Unnamed: 0,book_id,title,user_id,rating,ratings_count,average_rating,user_index,book_index
200,1,"The Hunger Games (The Hunger Games, #1)",6323,4,22806,4.279707,60,0
459,1,"The Hunger Games (The Hunger Games, #1)",10140,4,22806,4.279707,120,0
461,1,"The Hunger Games (The Hunger Games, #1)",10146,5,22806,4.279707,121,0
616,1,"The Hunger Games (The Hunger Games, #1)",10792,5,22806,4.279707,134,0
631,1,"The Hunger Games (The Hunger Games, #1)",10120,3,22806,4.279707,119,0


When I removed users who have rated fewer than 175 books, I had to create a new user index and a new book index so that I can place the ratings for each user and book into a matrix. 

In [11]:
# Create a user-item matrix
data_matrix = np.zeros((n_users, n_items))

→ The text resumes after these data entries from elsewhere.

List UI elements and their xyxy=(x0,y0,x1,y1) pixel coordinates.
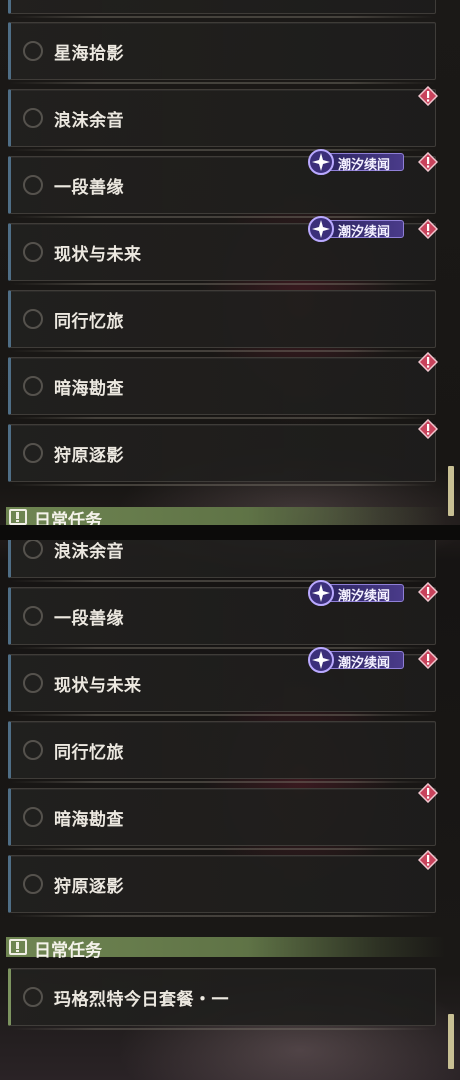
tide-badge: 潮汐续闻 xyxy=(308,647,406,673)
radio-circle-icon[interactable] xyxy=(23,874,43,894)
exclamation-diamond-icon xyxy=(418,219,438,239)
badge-label: 潮汐续闻 xyxy=(338,656,391,671)
quest-title: 狩原逐影 xyxy=(54,446,124,466)
quest-title: 浪沫余音 xyxy=(54,542,124,562)
sparkle-tide-icon xyxy=(308,580,334,606)
quest-card[interactable]: 同行忆旅 xyxy=(8,721,436,783)
exclamation-diamond-icon xyxy=(418,850,438,870)
radio-circle-icon[interactable] xyxy=(23,108,43,128)
radio-circle-icon[interactable] xyxy=(23,242,43,262)
quest-title: 暗海勘查 xyxy=(54,379,124,399)
badge-label: 潮汐续闻 xyxy=(338,225,391,240)
tide-badge: 潮汐续闻 xyxy=(308,216,406,242)
exclamation-diamond-icon xyxy=(418,419,438,439)
radio-circle-icon[interactable] xyxy=(23,443,43,463)
daily-section-header: 日常任务 xyxy=(6,507,446,525)
radio-circle-icon[interactable] xyxy=(23,740,43,760)
quest-card-partial[interactable] xyxy=(8,0,436,18)
radio-circle-icon[interactable] xyxy=(23,987,43,1007)
quest-card[interactable]: 浪沫余音 xyxy=(8,540,436,582)
quest-title: 玛格烈特今日套餐・一 xyxy=(54,990,229,1010)
radio-circle-icon[interactable] xyxy=(23,673,43,693)
quest-card[interactable]: 暗海勘查 xyxy=(8,357,436,419)
quest-card[interactable]: 星海拾影 xyxy=(8,22,436,84)
quest-title: 同行忆旅 xyxy=(54,312,124,332)
radio-circle-icon[interactable] xyxy=(23,309,43,329)
exclamation-diamond-icon xyxy=(418,649,438,669)
quest-title: 浪沫余音 xyxy=(54,111,124,131)
exclamation-diamond-icon xyxy=(418,352,438,372)
quest-card[interactable]: 狩原逐影 xyxy=(8,855,436,917)
quest-title: 现状与未来 xyxy=(54,245,142,265)
scrollbar-thumb[interactable] xyxy=(448,1014,454,1069)
sparkle-tide-icon xyxy=(308,216,334,242)
radio-circle-icon[interactable] xyxy=(23,376,43,396)
quest-card[interactable]: 暗海勘查 xyxy=(8,788,436,850)
radio-circle-icon[interactable] xyxy=(23,540,43,559)
scrollbar-thumb[interactable] xyxy=(448,466,454,516)
exclamation-box-icon xyxy=(9,509,27,525)
quest-title: 一段善缘 xyxy=(54,609,124,629)
quest-panel-bottom: 浪沫余音 一段善缘 现状与未来 同行忆旅 暗海勘查 狩原逐影 潮汐续闻 潮汐续闻… xyxy=(0,540,460,1080)
quest-panel-top: 星海拾影 浪沫余音 一段善缘 现状与未来 同行忆旅 暗海勘查 狩原逐影 潮汐续闻… xyxy=(0,0,460,525)
exclamation-box-icon xyxy=(9,939,27,955)
radio-circle-icon[interactable] xyxy=(23,175,43,195)
section-title: 日常任务 xyxy=(34,941,102,961)
quest-card[interactable]: 狩原逐影 xyxy=(8,424,436,486)
quest-title: 同行忆旅 xyxy=(54,743,124,763)
exclamation-diamond-icon xyxy=(418,152,438,172)
badge-label: 潮汐续闻 xyxy=(338,589,391,604)
daily-section-header: 日常任务 xyxy=(6,937,446,961)
screenshot-divider xyxy=(0,525,460,540)
quest-card[interactable]: 同行忆旅 xyxy=(8,290,436,352)
daily-quest-card[interactable]: 玛格烈特今日套餐・一 xyxy=(8,968,436,1030)
quest-title: 狩原逐影 xyxy=(54,877,124,897)
section-title: 日常任务 xyxy=(34,511,102,525)
sparkle-tide-icon xyxy=(308,149,334,175)
exclamation-diamond-icon xyxy=(418,783,438,803)
exclamation-diamond-icon xyxy=(418,582,438,602)
quest-title: 暗海勘查 xyxy=(54,810,124,830)
radio-circle-icon[interactable] xyxy=(23,41,43,61)
exclamation-diamond-icon xyxy=(418,86,438,106)
quest-title: 星海拾影 xyxy=(54,44,124,64)
tide-badge: 潮汐续闻 xyxy=(308,580,406,606)
quest-title: 现状与未来 xyxy=(54,676,142,696)
quest-card[interactable]: 浪沫余音 xyxy=(8,89,436,151)
sparkle-tide-icon xyxy=(308,647,334,673)
badge-label: 潮汐续闻 xyxy=(338,158,391,173)
tide-badge: 潮汐续闻 xyxy=(308,149,406,175)
radio-circle-icon[interactable] xyxy=(23,807,43,827)
quest-title: 一段善缘 xyxy=(54,178,124,198)
radio-circle-icon[interactable] xyxy=(23,606,43,626)
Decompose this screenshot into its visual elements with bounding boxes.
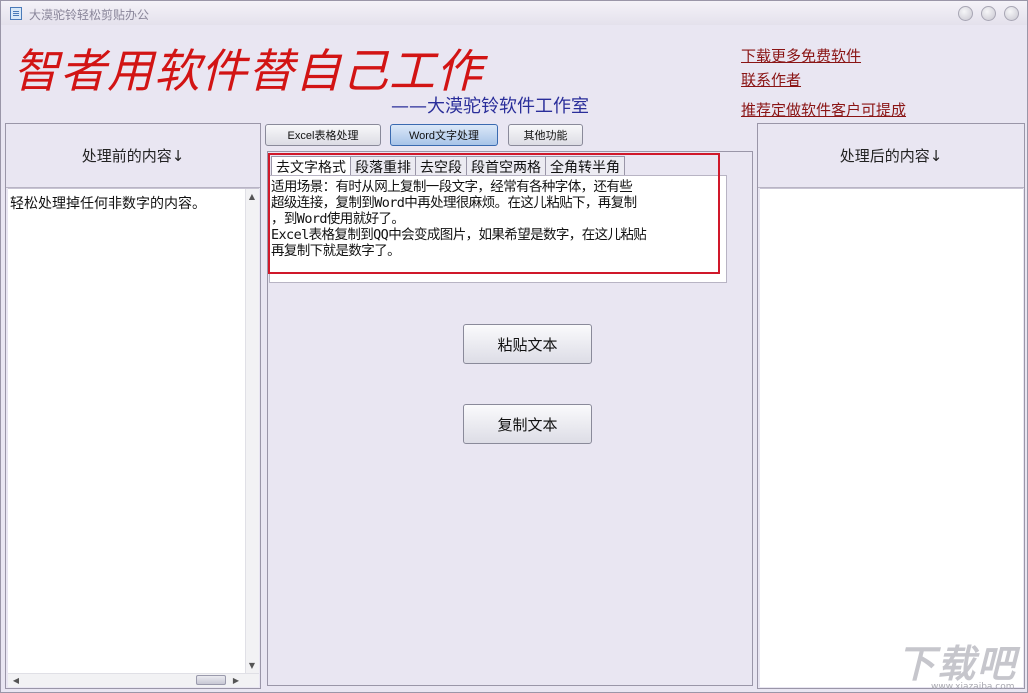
function-tabs: 去文字格式 段落重排 去空段 段首空两格 全角转半角 [271,156,625,177]
source-text: 轻松处理掉任何非数字的内容。 [10,196,206,212]
source-panel: 处理前的内容↓ 轻松处理掉任何非数字的内容。 ▲ ▼ ◀ ▶ [5,123,261,689]
tab-indent-first-line[interactable]: 段首空两格 [466,156,546,176]
scroll-down-arrow-icon[interactable]: ▼ [246,660,258,672]
paste-text-button[interactable]: 粘贴文本 [463,324,592,364]
tab-remove-empty-paragraphs[interactable]: 去空段 [415,156,467,176]
scroll-up-arrow-icon[interactable]: ▲ [246,191,258,203]
horizontal-scroll-thumb[interactable] [196,675,226,685]
minimize-button[interactable] [958,6,973,21]
description-line: Excel表格复制到QQ中会变成图片，如果希望是数字，在这儿粘贴 [271,227,647,243]
result-panel: 处理后的内容↓ [757,123,1025,689]
source-horizontal-scrollbar[interactable]: ◀ ▶ [8,673,259,687]
scroll-left-arrow-icon[interactable]: ◀ [10,675,22,687]
description-line: 超级连接，复制到Word中再处理很麻烦。在这儿粘贴下，再复制 [271,195,637,211]
download-more-link[interactable]: 下载更多免费软件 [741,45,861,66]
description-line: 适用场景：有时从网上复制一段文字，经常有各种字体，还有些 [271,179,633,195]
tab-paragraph-reflow[interactable]: 段落重排 [350,156,416,176]
other-functions-button[interactable]: 其他功能 [508,124,583,146]
result-heading: 处理后的内容↓ [758,124,1024,188]
recommend-custom-link[interactable]: 推荐定做软件客户可提成 [741,99,906,120]
word-process-button[interactable]: Word文字处理 [390,124,498,146]
result-textarea[interactable] [760,188,1023,687]
source-heading: 处理前的内容↓ [6,124,260,188]
app-icon [10,7,22,20]
source-vertical-scrollbar[interactable]: ▲ ▼ [245,189,259,674]
watermark-url: www.xiazaiba.com [931,682,1015,692]
source-textarea[interactable]: 轻松处理掉任何非数字的内容。 ▲ ▼ ◀ ▶ [8,188,259,687]
description-line: ，到Word使用就好了。 [271,211,405,227]
title-bar: 大漠驼铃轻松剪贴办公 [1,1,1027,25]
app-window: 大漠驼铃轻松剪贴办公 智者用软件替自己工作 ——大漠驼铃软件工作室 下载更多免费… [0,0,1028,693]
window-title: 大漠驼铃轻松剪贴办公 [29,8,150,22]
maximize-button[interactable] [981,6,996,21]
copy-text-button[interactable]: 复制文本 [463,404,592,444]
close-button[interactable] [1004,6,1019,21]
scroll-right-arrow-icon[interactable]: ▶ [230,675,242,687]
tab-remove-format[interactable]: 去文字格式 [271,156,351,177]
excel-process-button[interactable]: Excel表格处理 [265,124,381,146]
tab-fullwidth-to-halfwidth[interactable]: 全角转半角 [545,156,625,176]
studio-name: ——大漠驼铃软件工作室 [391,96,589,117]
contact-author-link[interactable]: 联系作者 [741,69,801,90]
usage-description: 适用场景：有时从网上复制一段文字，经常有各种字体，还有些 超级连接，复制到Wor… [271,179,727,259]
description-line: 再复制下就是数字了。 [271,243,401,259]
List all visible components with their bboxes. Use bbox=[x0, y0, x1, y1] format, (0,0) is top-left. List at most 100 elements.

for line in ratings.itertuples(): 
    data_matrix[line[7]-1, line[8]-1] = line[3]

In [12]:
# Calculate the similarity using pairwise_distance
user_similarity = pairwise_distances(data_matrix, metric='cosine')
item_similarity = pairwise_distances(data_matrix.T, metric='cosine')

In [13]:
# Define a function to make predictions
def predict(ratings, similarity, type='user'):
    if type == 'user':
        mean_user_rating = ratings.mean(axis=1)
        #We use np.newaxis so that mean_user_rating has same format as ratings
        ratings_diff = (ratings - mean_user_rating[:, np.newaxis])
        pred = mean_user_rating[:, np.newaxis] + similarity.dot(ratings_diff) / np.array([np.abs(similarity).sum(axis=1)]).T
    elif type == 'item':
        pred = ratings.dot(similarity) / np.array([np.abs(similarity).sum(axis=1)])
    return pred

In [14]:
# Make Predictions
user_prediction = predict(data_matrix, user_similarity, type='user')
item_prediction = predict(data_matrix, item_similarity, type='item')

## Next Steps

Now that I have created two different models, my next steps will be to assess my second model's performance using the root means square error (RMSE). I will also be building a Singular Value Decomposition model in order to hopefully create the strongest model possible.